A similar letter, addressed to the UN’s Under-Secretary General for Humanitarian Affairs and Emergency Relief Coordinator, Mark Lowcock, sought similar support to help “minimize the impact of sanctions on humanitarian programming”.
“Through this letter, I am also seeking your support … in reminding Member States that the sanctions are not meant to hamper assistance and relief activities”
Whether or not their inputs will help solve the issue, it’s possible that with a little time, things may improve, the third NGO worker source said.
“The latest sanctions have shaken up a number of existing mechanism of trade channels, (Chinese) suppliers are scared and are not ready to take risks of being banned or accused,” the third NGO source said.
“But normally after some weeks and months things are settling in again and the trade channels are newly established.”
However, the timing of the growing problems, coinciding with North Korea’s freezing cold winter season, is less than ideal.
“What is less clear for now is the impact of sanctions on the population,” the second NGO worker continued. “We know very little.”
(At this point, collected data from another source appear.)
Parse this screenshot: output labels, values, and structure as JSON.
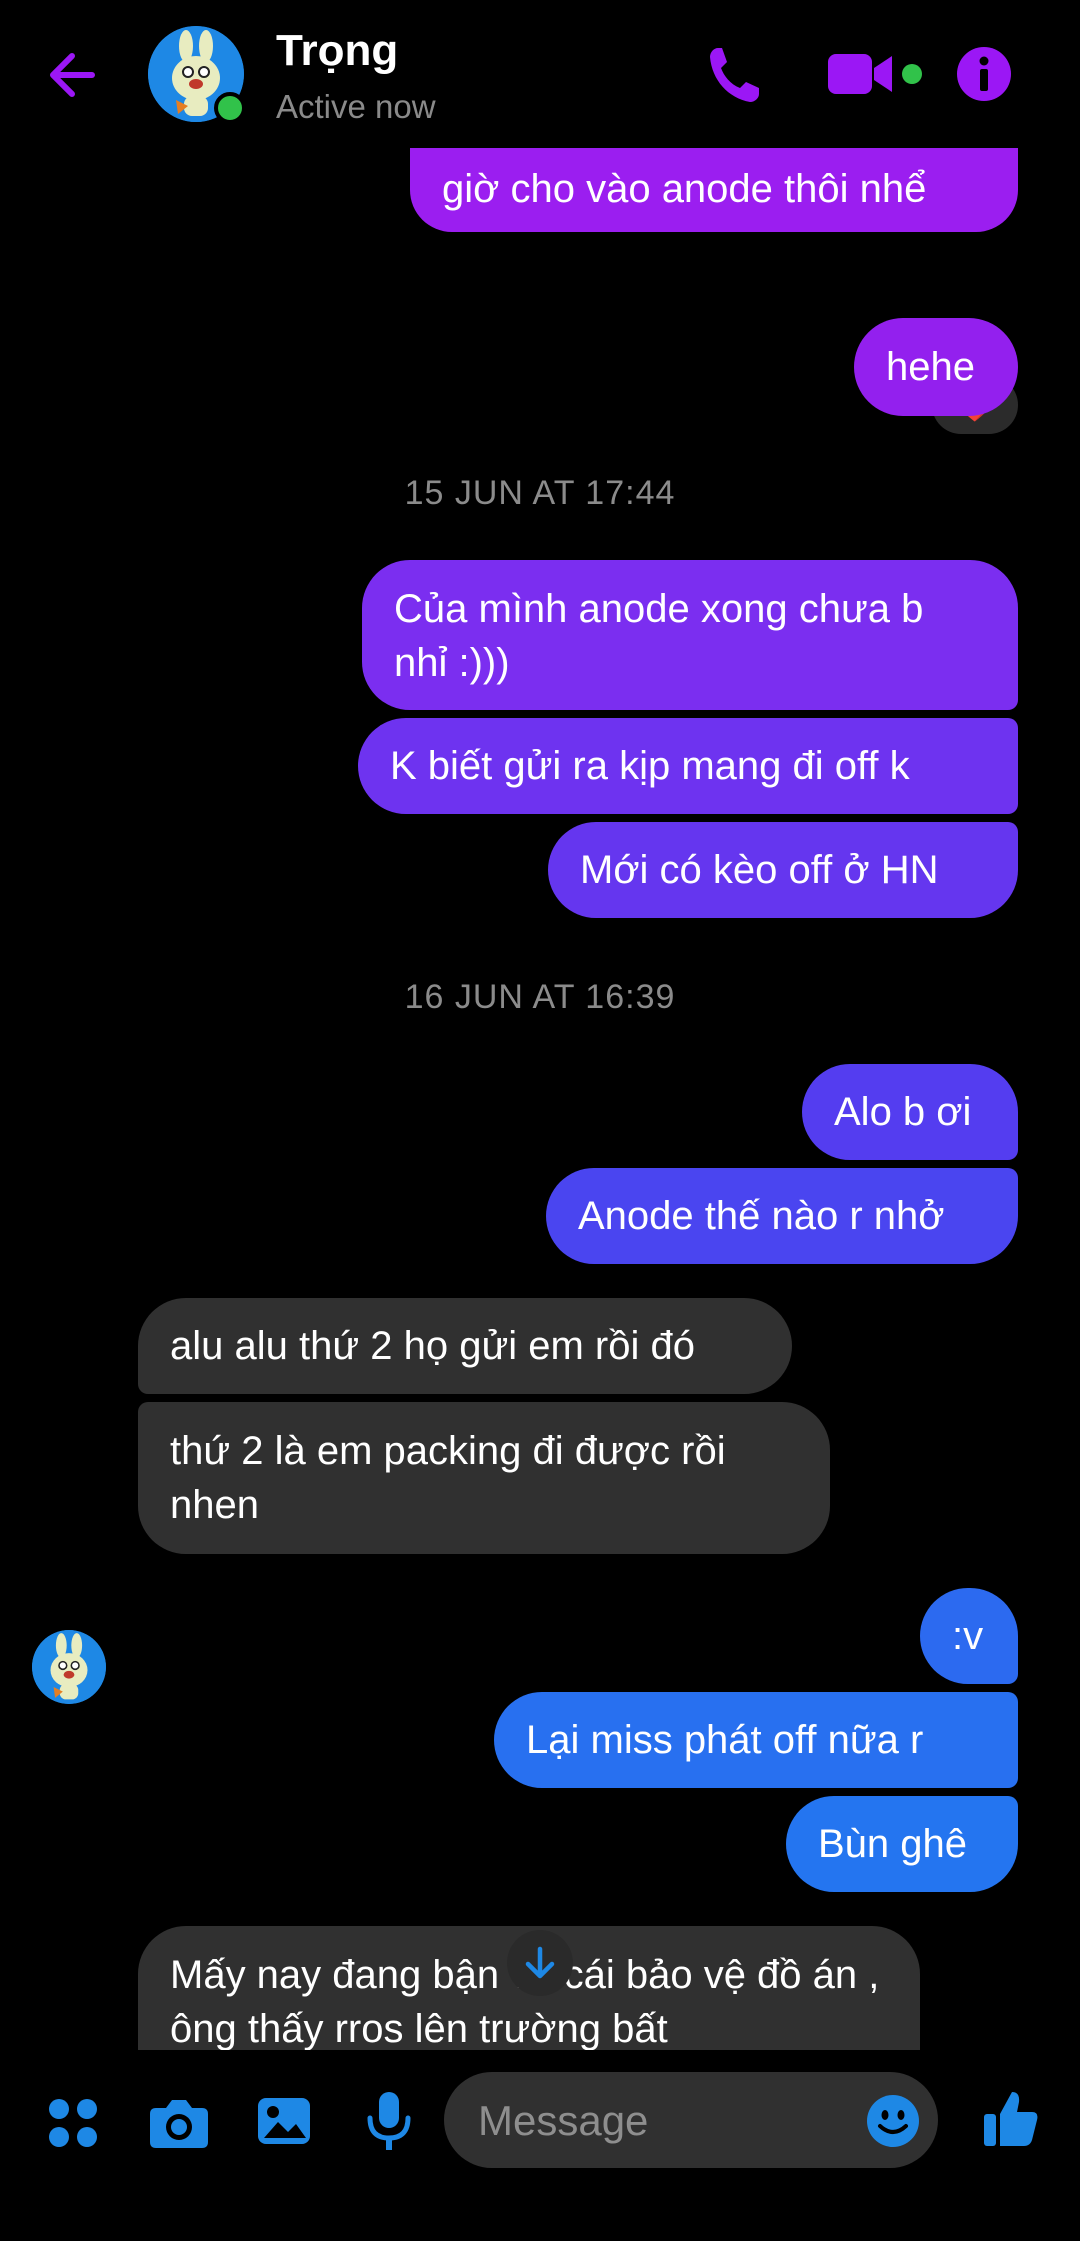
{
  "header": {
    "name": "Trọng",
    "status": "Active now"
  },
  "messages": {
    "m1": "giờ cho vào anode thôi nhể",
    "m1_reaction": "❤️",
    "m2": "hehe",
    "ts1": "15 JUN AT 17:44",
    "m3": "Của mình anode xong chưa b nhỉ :)))",
    "m4": "K biết gửi ra kịp mang đi off k",
    "m5": "Mới có kèo off ở HN",
    "ts2": "16 JUN AT 16:39",
    "m6": "Alo b ơi",
    "m7": "Anode thế nào r nhở",
    "t1": "alu alu thứ 2 họ gửi em rồi đó",
    "t2": "thứ 2 là em packing đi được rồi nhen",
    "m8": ":v",
    "m9": "Lại miss phát off nữa r",
    "m10": "Bùn ghê",
    "t3": "Mấy nay đang bận vụ cái bảo vệ đồ án , ông thấy rros lên trường bất"
  },
  "composer": {
    "placeholder": "Message"
  },
  "colors": {
    "accent_purple": "#9b17f5",
    "bubble_gradient_top": "#8a2be2",
    "bubble_gradient_bottom": "#1f7cf0",
    "icon_blue": "#1e88e5",
    "online_green": "#31c24a"
  }
}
“There is definitely less fuel and less electricity, but for the rest, it’s hard to say: People are already living with almost nothing so it’s difficult to go lower.”
Concerns about the impact of sanctions on humanitarian aid in North Korea – where malnutrition and chronic health problems remain an issue – were raised as recently as last week raised in an emergency meeting of the UNSC.
Speaking at an emergency meeting of the body in the aftermath of North Korea’s test launch of the Hwasong-15 missile, Swedish Ambassador to the UN Olof Skoog voiced such concerns.
“The measures adopted by the council were never intended to have a negative effect on humanitarian assistance, therefore recent reports that the sanctions are having adverse consequences and on humanitarian organization’s ability to respond to these urgent humanitarian needs are deeply concerning,” he said.